Lauren Curr, 22, runs their own mental health account and volunteers for the nonprofit JustANoteToSayHi, sending postal pick-me-ups to people struggling with their mental health.

They also felt that having their scars censored heightened the taboo surrounding them.

“Instagram is trying to censor our existence, but this is real and it happens,” they said.

“We’re already pushed aside by a lot of people and feel quite alone, so having a major media platform being like nope, you can’t be on here, just makes you feel like you can’t exist.

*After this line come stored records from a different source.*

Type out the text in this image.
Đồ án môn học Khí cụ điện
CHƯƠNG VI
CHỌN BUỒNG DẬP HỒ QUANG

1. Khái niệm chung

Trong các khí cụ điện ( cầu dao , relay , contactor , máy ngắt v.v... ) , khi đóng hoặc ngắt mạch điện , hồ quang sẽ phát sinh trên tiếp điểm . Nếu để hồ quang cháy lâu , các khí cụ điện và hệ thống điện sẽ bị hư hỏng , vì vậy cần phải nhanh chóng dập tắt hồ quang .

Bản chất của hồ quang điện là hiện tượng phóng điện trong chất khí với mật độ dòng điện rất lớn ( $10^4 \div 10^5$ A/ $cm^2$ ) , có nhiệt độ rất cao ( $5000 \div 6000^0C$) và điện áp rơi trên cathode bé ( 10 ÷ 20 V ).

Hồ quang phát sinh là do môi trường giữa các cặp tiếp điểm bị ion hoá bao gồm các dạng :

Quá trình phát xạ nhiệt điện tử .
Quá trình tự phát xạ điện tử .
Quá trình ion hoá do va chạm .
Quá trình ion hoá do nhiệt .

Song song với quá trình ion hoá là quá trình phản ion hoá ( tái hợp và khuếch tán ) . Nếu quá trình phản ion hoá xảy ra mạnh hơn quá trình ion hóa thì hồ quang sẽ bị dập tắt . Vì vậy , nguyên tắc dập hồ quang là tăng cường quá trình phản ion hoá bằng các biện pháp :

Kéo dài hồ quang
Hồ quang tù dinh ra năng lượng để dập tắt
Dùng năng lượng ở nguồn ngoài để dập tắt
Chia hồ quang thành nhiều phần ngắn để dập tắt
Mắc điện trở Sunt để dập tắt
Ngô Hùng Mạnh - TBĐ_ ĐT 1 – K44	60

“It’s difficult when you’re trying to post a picture of you at the beach and it’s marked sensitive, because it’s not sensitive, it’s just existing.”

They highlighted how they feel empowered by seeing healed scars, both in real life and online.

“When I see them when I’m out, I feel a sense of solidarity, like I’m not in this alone," they said.

“Before, I just never, never saw myself in the future.

“So seeing people like me with healed scars that are in the future makes me think, yeah, there is a future for me, and it’s a positive one as well.”

This is a solidarity which translates into the online space. 

Having the community so integral to their recovery tainted has been difficult.

“The recovery community is so strong, and I want to be motivated for recovery, not just for myself, but also for these people," they added.

“It’s like, these people believe in me. These people think I can do it, so I'm going to prove that I can do it.

“Having those people around you really helps.”

"It makes me feel like an outcast."

Sarah Derrick, 23, also changed how she uses the app after having photos taken down.

“It makes me very conscious of what I post,” she said, mentioning how some accounts go as far as to blur out their scars so that their photos are not removed.

“It creates a narrative that people with self-harm scars should be hiding away," she said.

“I know it’s a brutal way to put it, but it makes me feel like an outcast.”

She was hurt by Instagram labelling her images disturbing or offensive to justify their removal.

More recent changes, which now mean that posts of this kind are branded sensitive or graphic, still felt insulting and caused her to second-guess herself.

Any offer of support offered with the notifications of her posts' removal seemed almost irritating, and on some occasions, she was not informed at all that her posts had been taken down.

“I have to accept that this is who I am,” she added.

“You can’t censor my body when I’m out in public.”

The openness of the mental health community was instrumental in helping Sarah to accept herself, especially seeing those with healed scars living full, happy lives.

“It shows you that there is a life after self-harm.”